Hi Pat, you might be interested in Agda [1] and the tutorial "Dependently Typed Programming in Agda" [2]. I'm just reading the tutorial and it helps me a lot with understanding the concept. Also if you'd like to have a deeper understanding of the underlying theory, I'd suggest reading Barendregt's "Lambda Calculi with Types" [3]. Best regards, Petr [1] http://wiki.portal.chalmers.se/agda/ [2] http://www.cse.chalmers.se/~ulfn/papers/afp08/tutorial.pdf [3] http://citeseerx.ist.psu.edu/viewdoc/summary?doi=10.1.1.26.4391 and ftp://ftp.cs.kun.nl/pub/CompMath.Found/HBKJ.ps.Z On Fri, Oct 09, 2009 at 02:11:30PM +0100, pat browne wrote:
Hi, I am trying to understand the concept of dependent types as described in Haskell literature (Hallgren 2001),(Hinze,Jeuring et al. 2006). I am particularly interested in understanding two flavours of dependency mentioned by Hinze et al: 1) Types depending on values called dependent types 2) Types depending on types called parametric and type-indexed types
I think that ascending levels of abstraction are important here: values - types - classes (Hallgren 2001). Here is a Haskell example of the use of DT:
class Named object name | object -> name where name :: object -> name
instance (Eq name, Named object name) => Eq object where object1 == object2 = (name object1) == (name object2)

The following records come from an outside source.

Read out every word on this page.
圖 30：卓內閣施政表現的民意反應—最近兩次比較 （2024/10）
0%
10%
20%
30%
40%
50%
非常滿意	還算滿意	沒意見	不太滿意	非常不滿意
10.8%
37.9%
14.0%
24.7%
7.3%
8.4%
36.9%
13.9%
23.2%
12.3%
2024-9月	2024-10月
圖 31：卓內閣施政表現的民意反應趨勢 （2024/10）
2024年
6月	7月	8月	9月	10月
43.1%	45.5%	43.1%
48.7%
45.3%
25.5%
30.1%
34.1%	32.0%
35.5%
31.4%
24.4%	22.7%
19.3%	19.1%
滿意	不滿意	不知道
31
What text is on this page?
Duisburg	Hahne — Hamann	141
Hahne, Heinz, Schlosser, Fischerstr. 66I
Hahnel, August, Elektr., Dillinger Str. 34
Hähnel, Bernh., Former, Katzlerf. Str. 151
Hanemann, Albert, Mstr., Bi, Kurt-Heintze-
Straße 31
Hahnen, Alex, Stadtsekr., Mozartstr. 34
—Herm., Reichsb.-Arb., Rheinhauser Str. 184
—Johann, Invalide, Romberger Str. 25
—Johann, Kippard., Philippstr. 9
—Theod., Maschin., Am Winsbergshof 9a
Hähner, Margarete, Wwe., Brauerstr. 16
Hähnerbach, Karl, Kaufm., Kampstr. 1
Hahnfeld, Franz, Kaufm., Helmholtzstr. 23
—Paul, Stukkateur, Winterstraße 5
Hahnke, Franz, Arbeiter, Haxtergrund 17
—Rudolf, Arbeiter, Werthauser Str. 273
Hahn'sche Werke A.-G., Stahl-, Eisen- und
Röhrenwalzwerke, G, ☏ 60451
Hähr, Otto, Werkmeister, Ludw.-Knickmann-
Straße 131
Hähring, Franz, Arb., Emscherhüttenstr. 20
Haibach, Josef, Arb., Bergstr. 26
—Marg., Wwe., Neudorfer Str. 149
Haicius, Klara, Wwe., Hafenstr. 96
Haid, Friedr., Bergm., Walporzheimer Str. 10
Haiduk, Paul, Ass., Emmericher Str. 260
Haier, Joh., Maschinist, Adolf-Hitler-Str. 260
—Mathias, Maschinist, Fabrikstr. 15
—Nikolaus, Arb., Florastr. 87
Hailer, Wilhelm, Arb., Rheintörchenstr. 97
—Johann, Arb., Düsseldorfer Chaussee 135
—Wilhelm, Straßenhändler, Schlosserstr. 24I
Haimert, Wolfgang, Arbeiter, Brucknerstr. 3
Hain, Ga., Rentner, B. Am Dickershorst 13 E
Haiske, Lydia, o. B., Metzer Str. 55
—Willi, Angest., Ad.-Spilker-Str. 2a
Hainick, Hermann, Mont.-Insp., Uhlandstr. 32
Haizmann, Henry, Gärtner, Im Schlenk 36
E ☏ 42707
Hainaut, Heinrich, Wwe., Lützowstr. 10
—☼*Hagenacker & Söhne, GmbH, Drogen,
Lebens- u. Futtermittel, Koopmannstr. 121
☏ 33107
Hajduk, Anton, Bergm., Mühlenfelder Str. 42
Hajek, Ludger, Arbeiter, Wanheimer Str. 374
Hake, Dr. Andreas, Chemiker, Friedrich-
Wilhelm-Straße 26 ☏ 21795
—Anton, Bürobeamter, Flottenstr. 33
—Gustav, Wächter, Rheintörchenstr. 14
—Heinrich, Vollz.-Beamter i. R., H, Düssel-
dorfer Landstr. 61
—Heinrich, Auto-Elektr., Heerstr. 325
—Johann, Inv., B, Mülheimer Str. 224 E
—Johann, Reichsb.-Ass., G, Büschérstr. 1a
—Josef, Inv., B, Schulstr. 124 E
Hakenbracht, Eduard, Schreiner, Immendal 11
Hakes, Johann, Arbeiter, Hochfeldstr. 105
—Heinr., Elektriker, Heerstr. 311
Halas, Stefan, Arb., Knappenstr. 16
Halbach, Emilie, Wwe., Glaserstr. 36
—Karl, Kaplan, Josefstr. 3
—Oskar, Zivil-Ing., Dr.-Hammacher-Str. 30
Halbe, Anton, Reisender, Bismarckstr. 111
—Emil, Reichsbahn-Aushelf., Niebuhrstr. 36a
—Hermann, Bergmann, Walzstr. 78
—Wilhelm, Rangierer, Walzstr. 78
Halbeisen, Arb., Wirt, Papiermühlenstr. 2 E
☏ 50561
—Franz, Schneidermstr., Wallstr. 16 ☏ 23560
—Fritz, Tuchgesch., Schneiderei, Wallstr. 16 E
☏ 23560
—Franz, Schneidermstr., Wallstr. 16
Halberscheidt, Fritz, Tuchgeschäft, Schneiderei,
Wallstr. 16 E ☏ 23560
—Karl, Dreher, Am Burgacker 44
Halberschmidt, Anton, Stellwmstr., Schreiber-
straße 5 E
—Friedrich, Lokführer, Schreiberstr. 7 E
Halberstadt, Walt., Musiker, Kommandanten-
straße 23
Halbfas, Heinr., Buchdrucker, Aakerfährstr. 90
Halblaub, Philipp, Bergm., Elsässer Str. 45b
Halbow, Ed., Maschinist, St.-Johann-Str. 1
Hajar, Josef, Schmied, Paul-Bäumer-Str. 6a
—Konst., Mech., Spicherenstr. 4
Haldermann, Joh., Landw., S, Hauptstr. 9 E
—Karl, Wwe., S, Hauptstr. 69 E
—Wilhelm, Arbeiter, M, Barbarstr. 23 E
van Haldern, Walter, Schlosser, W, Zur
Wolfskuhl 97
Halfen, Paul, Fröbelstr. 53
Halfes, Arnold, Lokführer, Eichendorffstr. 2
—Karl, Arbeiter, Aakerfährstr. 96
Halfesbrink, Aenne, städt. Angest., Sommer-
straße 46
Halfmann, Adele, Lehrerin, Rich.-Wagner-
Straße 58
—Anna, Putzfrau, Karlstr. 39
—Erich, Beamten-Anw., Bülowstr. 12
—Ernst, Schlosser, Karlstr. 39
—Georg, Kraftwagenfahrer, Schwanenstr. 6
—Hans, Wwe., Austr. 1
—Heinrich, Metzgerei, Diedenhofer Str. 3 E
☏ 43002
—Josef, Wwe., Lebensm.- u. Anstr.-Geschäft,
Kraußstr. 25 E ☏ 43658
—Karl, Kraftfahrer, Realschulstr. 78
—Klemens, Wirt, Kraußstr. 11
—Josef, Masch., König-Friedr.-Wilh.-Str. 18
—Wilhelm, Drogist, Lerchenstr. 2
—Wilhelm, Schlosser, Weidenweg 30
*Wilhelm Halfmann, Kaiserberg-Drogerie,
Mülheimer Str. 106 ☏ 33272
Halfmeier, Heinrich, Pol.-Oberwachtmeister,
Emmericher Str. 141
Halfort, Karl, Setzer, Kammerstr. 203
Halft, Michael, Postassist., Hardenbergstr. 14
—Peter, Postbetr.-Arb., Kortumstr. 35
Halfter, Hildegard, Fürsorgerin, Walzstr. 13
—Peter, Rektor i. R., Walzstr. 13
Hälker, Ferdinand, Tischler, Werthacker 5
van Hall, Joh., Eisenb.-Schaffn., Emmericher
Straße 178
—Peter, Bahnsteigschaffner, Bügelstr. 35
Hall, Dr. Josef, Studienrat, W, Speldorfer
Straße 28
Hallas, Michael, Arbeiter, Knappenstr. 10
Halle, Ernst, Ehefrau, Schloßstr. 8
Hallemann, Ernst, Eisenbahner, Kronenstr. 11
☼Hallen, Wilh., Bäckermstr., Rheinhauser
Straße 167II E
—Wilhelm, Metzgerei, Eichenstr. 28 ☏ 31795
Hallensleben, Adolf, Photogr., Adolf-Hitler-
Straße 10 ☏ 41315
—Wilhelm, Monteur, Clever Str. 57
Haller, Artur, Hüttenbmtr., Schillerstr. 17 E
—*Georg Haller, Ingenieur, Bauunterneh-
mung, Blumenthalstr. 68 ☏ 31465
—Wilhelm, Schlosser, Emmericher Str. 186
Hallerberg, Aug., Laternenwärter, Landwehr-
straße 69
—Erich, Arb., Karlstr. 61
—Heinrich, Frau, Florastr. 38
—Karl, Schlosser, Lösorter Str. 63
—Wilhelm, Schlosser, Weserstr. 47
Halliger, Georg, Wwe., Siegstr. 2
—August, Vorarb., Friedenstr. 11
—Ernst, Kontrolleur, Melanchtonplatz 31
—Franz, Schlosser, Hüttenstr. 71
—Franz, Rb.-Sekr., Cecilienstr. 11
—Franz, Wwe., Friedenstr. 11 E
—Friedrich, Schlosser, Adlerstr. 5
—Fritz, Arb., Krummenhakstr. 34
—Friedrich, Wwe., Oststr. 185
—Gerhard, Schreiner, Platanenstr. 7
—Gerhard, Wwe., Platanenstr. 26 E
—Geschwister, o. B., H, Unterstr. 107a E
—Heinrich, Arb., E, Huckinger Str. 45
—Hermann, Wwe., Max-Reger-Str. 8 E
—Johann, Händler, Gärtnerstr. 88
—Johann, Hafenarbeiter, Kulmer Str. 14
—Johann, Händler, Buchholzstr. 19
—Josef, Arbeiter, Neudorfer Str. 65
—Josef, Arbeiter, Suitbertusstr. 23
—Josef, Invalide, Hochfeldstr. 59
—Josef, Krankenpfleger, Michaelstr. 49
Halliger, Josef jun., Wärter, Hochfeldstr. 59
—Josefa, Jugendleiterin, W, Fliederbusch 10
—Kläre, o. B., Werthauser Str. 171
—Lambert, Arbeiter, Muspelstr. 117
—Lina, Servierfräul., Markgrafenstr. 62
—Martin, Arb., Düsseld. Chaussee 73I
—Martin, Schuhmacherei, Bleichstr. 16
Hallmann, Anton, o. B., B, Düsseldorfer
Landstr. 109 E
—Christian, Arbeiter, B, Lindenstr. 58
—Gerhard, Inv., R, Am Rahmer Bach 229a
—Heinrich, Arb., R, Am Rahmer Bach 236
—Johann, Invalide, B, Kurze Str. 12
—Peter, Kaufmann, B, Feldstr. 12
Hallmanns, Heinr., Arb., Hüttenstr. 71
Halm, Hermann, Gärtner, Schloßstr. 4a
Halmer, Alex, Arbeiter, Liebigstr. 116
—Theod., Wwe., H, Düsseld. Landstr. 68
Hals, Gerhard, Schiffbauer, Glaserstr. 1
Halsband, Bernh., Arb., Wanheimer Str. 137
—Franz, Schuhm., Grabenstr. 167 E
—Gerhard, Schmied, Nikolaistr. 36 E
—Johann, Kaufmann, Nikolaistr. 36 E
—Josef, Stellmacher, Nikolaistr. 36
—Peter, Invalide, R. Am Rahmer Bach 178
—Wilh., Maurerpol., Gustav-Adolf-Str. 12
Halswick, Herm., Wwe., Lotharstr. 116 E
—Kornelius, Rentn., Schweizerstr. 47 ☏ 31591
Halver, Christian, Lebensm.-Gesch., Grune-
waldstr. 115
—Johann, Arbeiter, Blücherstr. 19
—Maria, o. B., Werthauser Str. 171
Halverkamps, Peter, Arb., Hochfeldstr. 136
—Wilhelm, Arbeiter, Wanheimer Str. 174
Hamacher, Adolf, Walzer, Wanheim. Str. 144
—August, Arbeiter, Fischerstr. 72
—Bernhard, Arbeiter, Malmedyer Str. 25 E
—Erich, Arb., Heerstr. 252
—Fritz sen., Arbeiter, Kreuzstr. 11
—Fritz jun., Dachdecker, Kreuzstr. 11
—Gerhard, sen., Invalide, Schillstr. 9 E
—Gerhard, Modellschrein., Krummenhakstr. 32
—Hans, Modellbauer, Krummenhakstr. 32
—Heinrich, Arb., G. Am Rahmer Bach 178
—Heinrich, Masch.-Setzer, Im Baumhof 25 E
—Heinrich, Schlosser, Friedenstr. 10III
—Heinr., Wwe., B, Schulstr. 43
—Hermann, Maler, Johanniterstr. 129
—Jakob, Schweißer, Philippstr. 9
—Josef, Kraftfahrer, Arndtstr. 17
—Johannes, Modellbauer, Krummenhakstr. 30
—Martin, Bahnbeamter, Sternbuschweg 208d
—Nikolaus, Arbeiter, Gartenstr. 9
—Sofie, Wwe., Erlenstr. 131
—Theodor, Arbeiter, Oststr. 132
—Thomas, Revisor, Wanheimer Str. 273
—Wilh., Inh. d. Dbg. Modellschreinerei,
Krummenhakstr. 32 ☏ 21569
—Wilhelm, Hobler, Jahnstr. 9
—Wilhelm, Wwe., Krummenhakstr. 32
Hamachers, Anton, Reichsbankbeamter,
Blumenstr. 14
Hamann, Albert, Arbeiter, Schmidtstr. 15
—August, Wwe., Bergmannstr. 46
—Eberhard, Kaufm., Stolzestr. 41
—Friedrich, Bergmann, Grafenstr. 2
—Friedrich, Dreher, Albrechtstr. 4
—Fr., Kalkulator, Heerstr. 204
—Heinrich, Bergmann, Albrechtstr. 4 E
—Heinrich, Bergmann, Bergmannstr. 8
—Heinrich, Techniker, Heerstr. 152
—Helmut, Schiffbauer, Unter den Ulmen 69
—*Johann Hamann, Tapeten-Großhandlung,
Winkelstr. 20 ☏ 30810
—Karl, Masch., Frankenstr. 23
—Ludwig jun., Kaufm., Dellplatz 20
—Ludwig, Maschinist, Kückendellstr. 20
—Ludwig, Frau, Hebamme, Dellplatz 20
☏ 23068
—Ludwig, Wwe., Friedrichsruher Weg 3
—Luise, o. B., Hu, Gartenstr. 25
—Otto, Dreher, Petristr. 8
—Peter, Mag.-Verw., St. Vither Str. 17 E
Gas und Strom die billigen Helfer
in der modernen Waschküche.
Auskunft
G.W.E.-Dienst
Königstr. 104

I think that the intended semantics are: 1) Objects have names and can be compared for equality using these names. 2) Two objects are considered equal (identical) if they have the same name. 3) The type of a name depends on the type of the object, which gets expressed as a type dependency (object -> name). I am not sure about the last semantic it might be interpreted as "the named object depends on..". This may indicate a flaw in my understanding of DT.
I am aware that dependent types can be used to express constraints on the size of lists and other collections. My understanding of Haskell's functional dependency is that object -> name indicates that fixing the type object should fix the type name (equivalently we could say that type name depends on type object). The class definition seems to show a *type-to-type* dependency (object to name), while the instance definition shows how a name value is used to define equality for objects which could be interpreted as a *value-to-type* dependency (name to object) in the opposite direction to that of the class.
My questions are: Question 1: Is my understanding correct? Question 2: What flavour of DT is this does this example exhibit?
Best regards, Pat
Hallgren, T. (2001). Fun with Functional Dependencies. In the Proceedings of the Joint CS/CE Winter Meeting, Varberg, Sweden, January 2001. Hinze, R., J. Jeuring, et al. (2006). Comparing Approaches to Generic Programming in Haskell. Datatype-generic programming: international spring school, SSDGP 2006.